A bug or config issue?

Thanks,
Richard

Victor Kirhenshtein

Hi!

Yes, it is part of topology poll. It's actually a Cisco's non-standard feature to provide FDBs per VLAN - you should pass community string suffixed by @ character and VLAN ID to get FDB for that VLAN (or set context to "vlan-<id>" for SNMP v3) (Cisco example for reading FDB: http://www.cisco.com/c/en/us/support/docs/ip/simple-network-management-protocol-snmp/44800-mactoport44800.html). I'm not completely sure what Cisco devices requires this to get full FDB and what do not. It seems that we'll have to create separate driver for 6500 series - can you figure out what is correct way for reading full FDB from them?

Best regards,
Victor

rgkordia

#2
Hi Victor,

After some investigation I suspect the issue is that my community already contains an @ sign.  I'm trying to test this theory, and I've changed the SNMP community on the device and in NetXMS.  It seems however that the old community string is persisting in NetXMS.  The GUI will show the new string for a while, then revert back to the old one.  My feeling is that the topology poll is somehow caching the old community and overwriting the new community (although I've not thoroughly validated this).  My new community is working fine but then when I did a topology poll I see (from wireshark) that it uses the old community, and then the device properties now shows the old community again.

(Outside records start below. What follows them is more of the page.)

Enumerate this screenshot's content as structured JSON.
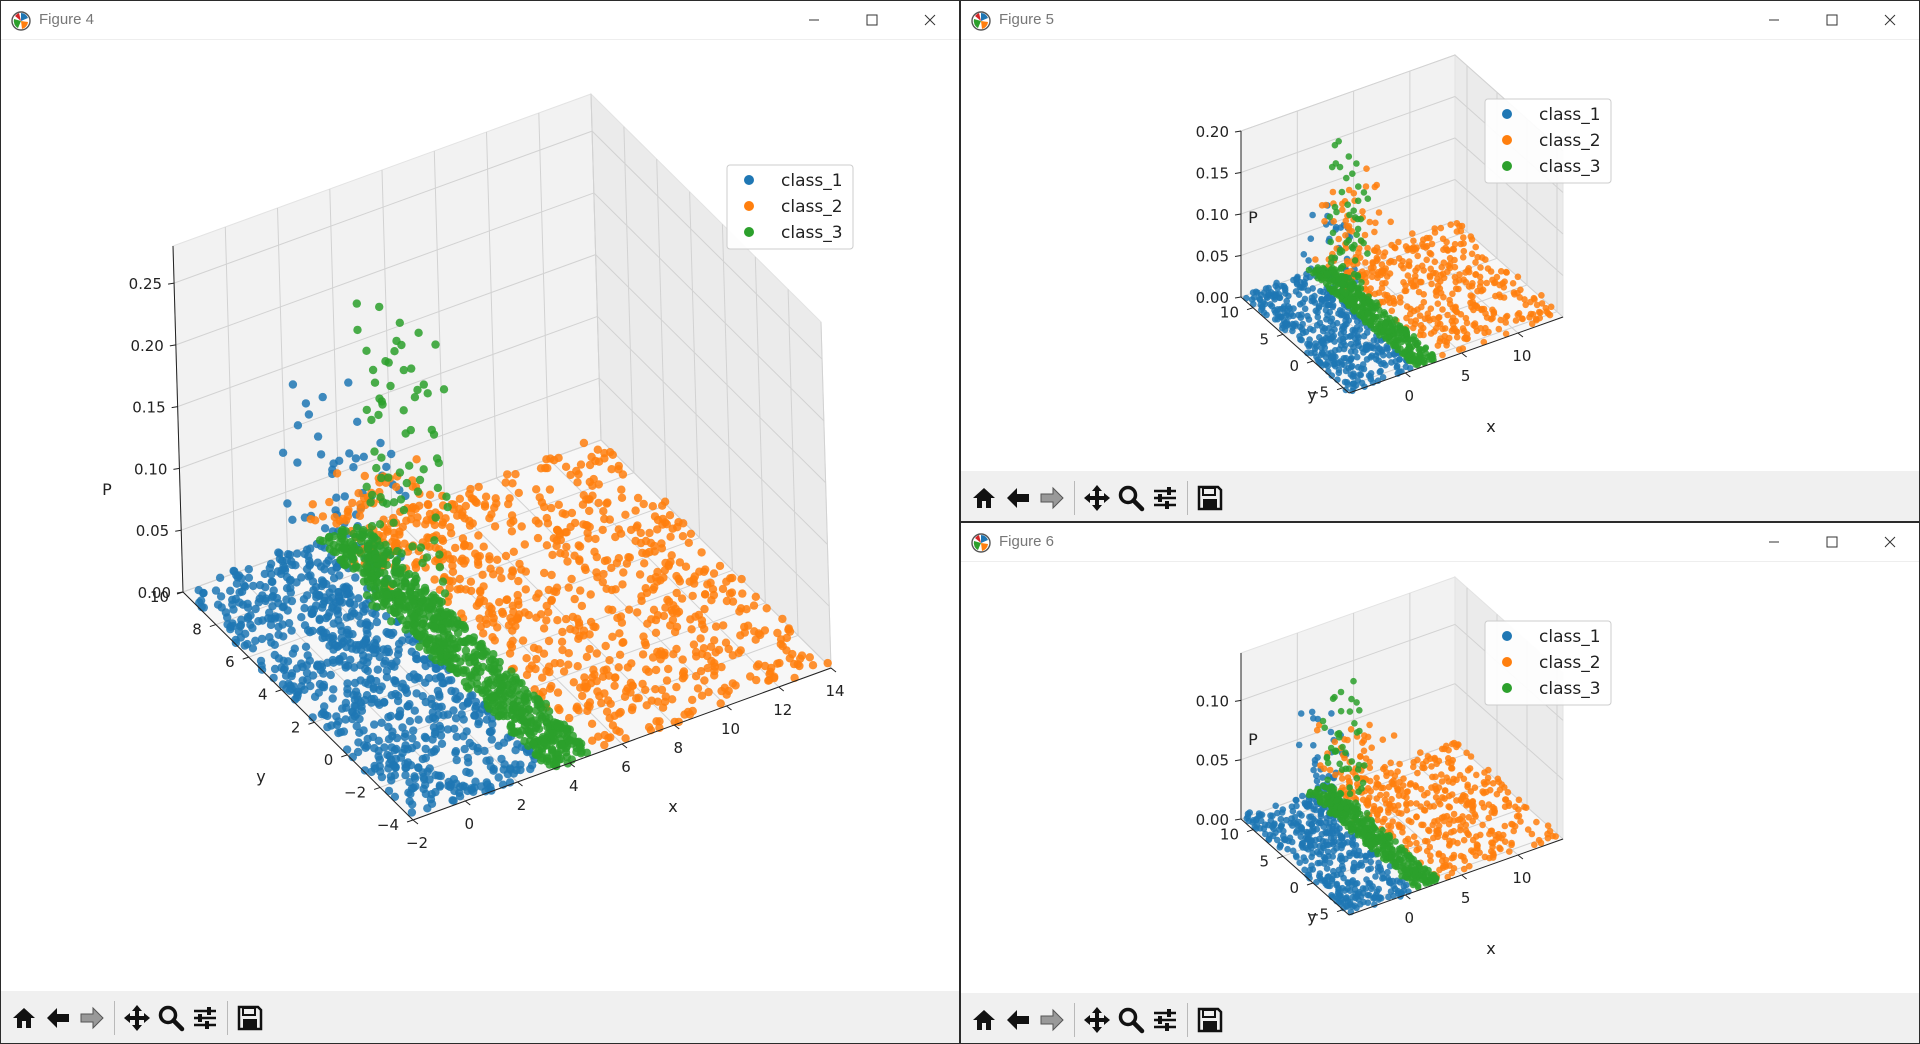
{
  "windows": [
    {
      "title": "Figure 4",
      "controls": {
        "minimize": "minimize-icon",
        "maximize": "maximize-icon",
        "close": "close-icon"
      },
      "toolbar": [
        "home-icon",
        "back-arrow-icon",
        "forward-arrow-icon",
        "pan-icon",
        "zoom-icon",
        "configure-subplots-icon",
        "save-icon"
      ]
    },
    {
      "title": "Figure 5",
      "controls": {
        "minimize": "minimize-icon",
        "maximize": "maximize-icon",
        "close": "close-icon"
      },
      "toolbar": [
        "home-icon",
        "back-arrow-icon",
        "forward-arrow-icon",
        "pan-icon",
        "zoom-icon",
        "configure-subplots-icon",
        "save-icon"
      ]
    },
    {
      "title": "Figure 6",
      "controls": {
        "minimize": "minimize-icon",
        "maximize": "maximize-icon",
        "close": "close-icon"
      },
      "toolbar": [
        "home-icon",
        "back-arrow-icon",
        "forward-arrow-icon",
        "pan-icon",
        "zoom-icon",
        "configure-subplots-icon",
        "save-icon"
      ]
    }
  ],
  "chart_data": [
    {
      "type": "scatter",
      "projection": "3d",
      "xlabel": "x",
      "ylabel": "y",
      "zlabel": "P",
      "xlim": [
        -2,
        14
      ],
      "ylim": [
        -4,
        10
      ],
      "zlim": [
        0,
        0.28
      ],
      "xticks": [
        -2,
        0,
        2,
        4,
        6,
        8,
        10,
        12,
        14
      ],
      "yticks": [
        -4,
        -2,
        0,
        2,
        4,
        6,
        8,
        10
      ],
      "zticks": [
        0.0,
        0.05,
        0.1,
        0.15,
        0.2,
        0.25
      ],
      "xtick_labels": [
        "−2",
        "0",
        "2",
        "4",
        "6",
        "8",
        "10",
        "12",
        "14"
      ],
      "ytick_labels": [
        "−4",
        "−2",
        "0",
        "2",
        "4",
        "6",
        "8",
        "10"
      ],
      "ztick_labels": [
        "0.00",
        "0.05",
        "0.10",
        "0.15",
        "0.20",
        "0.25"
      ],
      "legend_position": "upper right",
      "grid": true,
      "series": [
        {
          "name": "class_1",
          "color": "#1f77b4",
          "x_range": [
            -2,
            3.2
          ],
          "y_range": [
            -4,
            10
          ],
          "peak_xy": [
            1.2,
            5
          ],
          "peak_p": 0.19
        },
        {
          "name": "class_2",
          "color": "#ff7f0e",
          "x_range": [
            4.9,
            14
          ],
          "y_range": [
            -4,
            10
          ],
          "peak_xy": [
            5.5,
            9
          ],
          "peak_p": 0.03
        },
        {
          "name": "class_3",
          "color": "#2ca02c",
          "x_range": [
            3.2,
            4.9
          ],
          "y_range": [
            -4,
            10
          ],
          "peak_xy": [
            3.2,
            4.5
          ],
          "peak_p": 0.26
        }
      ]
    },
    {
      "type": "scatter",
      "projection": "3d",
      "xlabel": "x",
      "ylabel": "y",
      "zlabel": "P",
      "xlim": [
        -5,
        14
      ],
      "ylim": [
        -6,
        12
      ],
      "zlim": [
        0,
        0.2
      ],
      "xticks": [
        0,
        5,
        10
      ],
      "yticks": [
        -5,
        0,
        5,
        10
      ],
      "zticks": [
        0.0,
        0.05,
        0.1,
        0.15,
        0.2
      ],
      "xtick_labels": [
        "0",
        "5",
        "10"
      ],
      "ytick_labels": [
        "−5",
        "0",
        "5",
        "10"
      ],
      "ztick_labels": [
        "0.00",
        "0.05",
        "0.10",
        "0.15",
        "0.20"
      ],
      "legend_position": "upper right",
      "grid": true,
      "series": [
        {
          "name": "class_1",
          "color": "#1f77b4",
          "x_range": [
            -5,
            1
          ],
          "y_range": [
            -6,
            12
          ],
          "peak_xy": [
            -1,
            5
          ],
          "peak_p": 0.13
        },
        {
          "name": "class_2",
          "color": "#ff7f0e",
          "x_range": [
            3,
            14
          ],
          "y_range": [
            -6,
            12
          ],
          "peak_xy": [
            4,
            10
          ],
          "peak_p": 0.1
        },
        {
          "name": "class_3",
          "color": "#2ca02c",
          "x_range": [
            1,
            3
          ],
          "y_range": [
            -6,
            12
          ],
          "peak_xy": [
            1.5,
            6
          ],
          "peak_p": 0.18
        }
      ]
    },
    {
      "type": "scatter",
      "projection": "3d",
      "xlabel": "x",
      "ylabel": "y",
      "zlabel": "P",
      "xlim": [
        -5,
        14
      ],
      "ylim": [
        -6,
        12
      ],
      "zlim": [
        0,
        0.14
      ],
      "xticks": [
        0,
        5,
        10
      ],
      "yticks": [
        -5,
        0,
        5,
        10
      ],
      "zticks": [
        0.0,
        0.05,
        0.1
      ],
      "xtick_labels": [
        "0",
        "5",
        "10"
      ],
      "ytick_labels": [
        "−5",
        "0",
        "5",
        "10"
      ],
      "ztick_labels": [
        "0.00",
        "0.05",
        "0.10"
      ],
      "legend_position": "upper right",
      "grid": true,
      "series": [
        {
          "name": "class_1",
          "color": "#1f77b4",
          "x_range": [
            -5,
            1
          ],
          "y_range": [
            -6,
            12
          ],
          "peak_xy": [
            -1,
            6
          ],
          "peak_p": 0.1
        },
        {
          "name": "class_2",
          "color": "#ff7f0e",
          "x_range": [
            3,
            14
          ],
          "y_range": [
            -6,
            12
          ],
          "peak_xy": [
            4,
            9
          ],
          "peak_p": 0.06
        },
        {
          "name": "class_3",
          "color": "#2ca02c",
          "x_range": [
            1,
            3
          ],
          "y_range": [
            -6,
            12
          ],
          "peak_xy": [
            1.5,
            7
          ],
          "peak_p": 0.12
        }
      ]
    }
  ]
}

I've restarted the server and agent, but the problem still persists.  How can I reliably change the community for this device without having to recreate the node?

Rich

Victor Kirhenshtein

Hi,

it actually sounds really weird - NetXMS should not cache non-working community. How did you change it - in communication properties of the node or change list of default communities? Can it be that device responds on old community as well as on new one and you have old community in default community list?

Best regards,
Victor

rgkordia

Hi Victor,

Yes I changed it in communication properties.  The default community was left alone (I have a number of other nodes using the default and any new ones will use the default).  I disabled all the old communities on the device and changed to the new one.  In fact, the when NetXMS attempts to use the old one it gets no response and the DCI's all move to a deactive state.  The sequence of events seems to be as follows:

1. Change community on router
2. Change community in communication settings
3. Everything works fine
4. After a while (30+ minutes maybe), the communications properties show the old community, but polling still works fine

At this point, I tried doing some polls:

5a. Topology poll partially works.  VLAN list is retrieved but the next query fails.  I see auth errors, so assume old community is partially being used
5b. Interface names poll works.  After I did this, the communications properties now shows the new community (topology poll still fails though)
5c. Configuration poll succeeds.
5d. Status poll succeeds.

I then left it for another while (30+ mins) and the old community is showing in the communications properties.

It may be that the right community is stored in the DB, but I opened the properties at some point and clicked OK, saving the old community and breaking things.  So somewhere the old community is being stored.

Interestingly, I made two community changes to a device and the same thing occurred, except it kept reverting to the previous value.  This at least showed that it wasn't reverting to the default community, but in fact the previous value of community.

Rich


paul

I was wondering what the outcome of this is as I somehow seem to have a similar problem.

Network discovery = off.
Add device if trap received = on

About 300 CISCO Routers added - SNMP is working.

Every 30 minutes (topology polling interval) - auth failure trap received.

Disable topology polling - alerts go away.

Given I have not touched these devices, but in my list of communities there will be at least one that does not work, why would topology polling not only not be working, but on not receiving a correct response, why not trigger an event for topology polling failure.

More importantly though - having not set anything on these auto discovered devices - how did I break it and how do I fix it?